WHO SHOULD BUY THIS CAR?

So, who should buy this car? Only people who really need a hardcore workhorse, who are going to be spending lots of time off-road, towing and lugging. If you’re building up a dedicated 4X4 tourer, this would be a good base; but you need to be across the facts that it has shortcomings.

 

WHO SHOULDN’T BUY THIS CAR?

Who shouldn’t buy this car? Budget-conscious people, obviously. A lot of folk out there like the idea of owning a LandCruiser. “Oh yeah! V8 grunt!” they say. “Live axles and it’s a tough Crooza!” they say.
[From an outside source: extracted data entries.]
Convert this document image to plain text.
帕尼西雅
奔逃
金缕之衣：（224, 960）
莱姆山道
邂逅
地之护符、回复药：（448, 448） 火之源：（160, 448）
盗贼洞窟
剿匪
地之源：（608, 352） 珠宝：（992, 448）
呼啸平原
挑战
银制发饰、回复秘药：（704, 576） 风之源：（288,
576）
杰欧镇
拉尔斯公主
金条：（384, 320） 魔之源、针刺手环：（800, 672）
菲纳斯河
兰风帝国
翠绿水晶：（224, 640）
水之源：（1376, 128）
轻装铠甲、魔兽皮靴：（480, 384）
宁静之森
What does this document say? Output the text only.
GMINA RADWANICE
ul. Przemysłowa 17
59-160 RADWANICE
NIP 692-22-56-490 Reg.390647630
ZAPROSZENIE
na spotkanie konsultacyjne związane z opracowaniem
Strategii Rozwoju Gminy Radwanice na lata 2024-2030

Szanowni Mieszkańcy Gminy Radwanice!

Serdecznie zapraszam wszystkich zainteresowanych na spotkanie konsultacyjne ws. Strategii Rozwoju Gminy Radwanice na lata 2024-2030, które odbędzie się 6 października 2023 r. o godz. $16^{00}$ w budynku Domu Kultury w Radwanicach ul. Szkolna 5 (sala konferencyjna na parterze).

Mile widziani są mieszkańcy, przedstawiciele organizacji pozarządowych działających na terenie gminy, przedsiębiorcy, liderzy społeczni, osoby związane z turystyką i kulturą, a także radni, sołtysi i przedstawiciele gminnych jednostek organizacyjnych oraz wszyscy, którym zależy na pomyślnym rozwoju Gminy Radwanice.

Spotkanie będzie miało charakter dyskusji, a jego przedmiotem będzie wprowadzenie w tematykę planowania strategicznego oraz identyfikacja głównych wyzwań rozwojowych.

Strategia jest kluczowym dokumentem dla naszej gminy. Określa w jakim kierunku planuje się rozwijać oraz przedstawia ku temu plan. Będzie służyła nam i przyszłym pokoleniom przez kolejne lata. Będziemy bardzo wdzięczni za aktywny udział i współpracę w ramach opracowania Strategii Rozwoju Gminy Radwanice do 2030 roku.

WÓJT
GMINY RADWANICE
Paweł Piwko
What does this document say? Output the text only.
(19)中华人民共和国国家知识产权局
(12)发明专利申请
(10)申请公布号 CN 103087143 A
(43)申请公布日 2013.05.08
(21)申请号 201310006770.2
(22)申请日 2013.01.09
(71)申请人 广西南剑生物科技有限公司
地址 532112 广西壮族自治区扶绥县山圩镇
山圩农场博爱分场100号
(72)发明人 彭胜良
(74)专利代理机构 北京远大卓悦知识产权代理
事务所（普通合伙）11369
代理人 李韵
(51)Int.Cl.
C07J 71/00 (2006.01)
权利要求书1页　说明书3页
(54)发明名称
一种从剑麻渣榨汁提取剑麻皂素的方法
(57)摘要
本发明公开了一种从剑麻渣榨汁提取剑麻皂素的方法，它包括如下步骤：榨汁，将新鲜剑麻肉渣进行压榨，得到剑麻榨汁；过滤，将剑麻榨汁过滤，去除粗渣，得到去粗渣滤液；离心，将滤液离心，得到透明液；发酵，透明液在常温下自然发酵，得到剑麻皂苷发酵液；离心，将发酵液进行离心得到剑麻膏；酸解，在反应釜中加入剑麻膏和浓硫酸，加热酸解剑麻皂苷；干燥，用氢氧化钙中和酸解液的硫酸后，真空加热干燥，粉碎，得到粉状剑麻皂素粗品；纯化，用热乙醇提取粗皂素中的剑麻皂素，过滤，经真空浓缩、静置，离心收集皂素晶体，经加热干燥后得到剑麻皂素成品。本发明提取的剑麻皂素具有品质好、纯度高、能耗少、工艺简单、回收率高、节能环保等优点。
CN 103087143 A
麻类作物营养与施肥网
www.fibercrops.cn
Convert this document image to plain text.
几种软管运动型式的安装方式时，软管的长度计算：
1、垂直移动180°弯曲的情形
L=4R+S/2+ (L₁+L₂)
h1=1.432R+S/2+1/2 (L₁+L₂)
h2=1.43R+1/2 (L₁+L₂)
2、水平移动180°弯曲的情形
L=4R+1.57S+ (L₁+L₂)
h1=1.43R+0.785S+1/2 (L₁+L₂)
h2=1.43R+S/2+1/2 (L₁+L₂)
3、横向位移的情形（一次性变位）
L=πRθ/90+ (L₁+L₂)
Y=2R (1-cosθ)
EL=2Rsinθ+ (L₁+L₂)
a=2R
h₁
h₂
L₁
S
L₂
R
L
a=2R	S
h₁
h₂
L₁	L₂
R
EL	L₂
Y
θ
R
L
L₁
They are right.

 

What they aren’t telling you is, “I’m crippled by credit card debt, and this thing costs a shitload of money to run and maintain!” Or, “I could have invested 10 grand in blue-chip shares, but instead I blew it on optional air-con and a genuine Toyota tray and bullbar. Hooray!”

 

But seriously, instead of blindly throwing down 70-odd thousand bucks on a LandCruiser ute just because all of the cool kids on Instagram are doing it, ask yourself if you really need it compared to a high-spec Amarok, Ranger, HiLux or anything else. And here’s the clue: Unless you manage a 1,000-acre property, run an open-cut coal mine or spend months of the year 4X4 touring, then you probably don’t need one.

 

What we liked:

Peak torque comes in just off idle – and it’s just delicious

Supreme bush-ability of the LandCruiser is awesome

 

What we didn’t like:

It’s pretty heavy on fuel, after costing plenty to purchase (and spec up).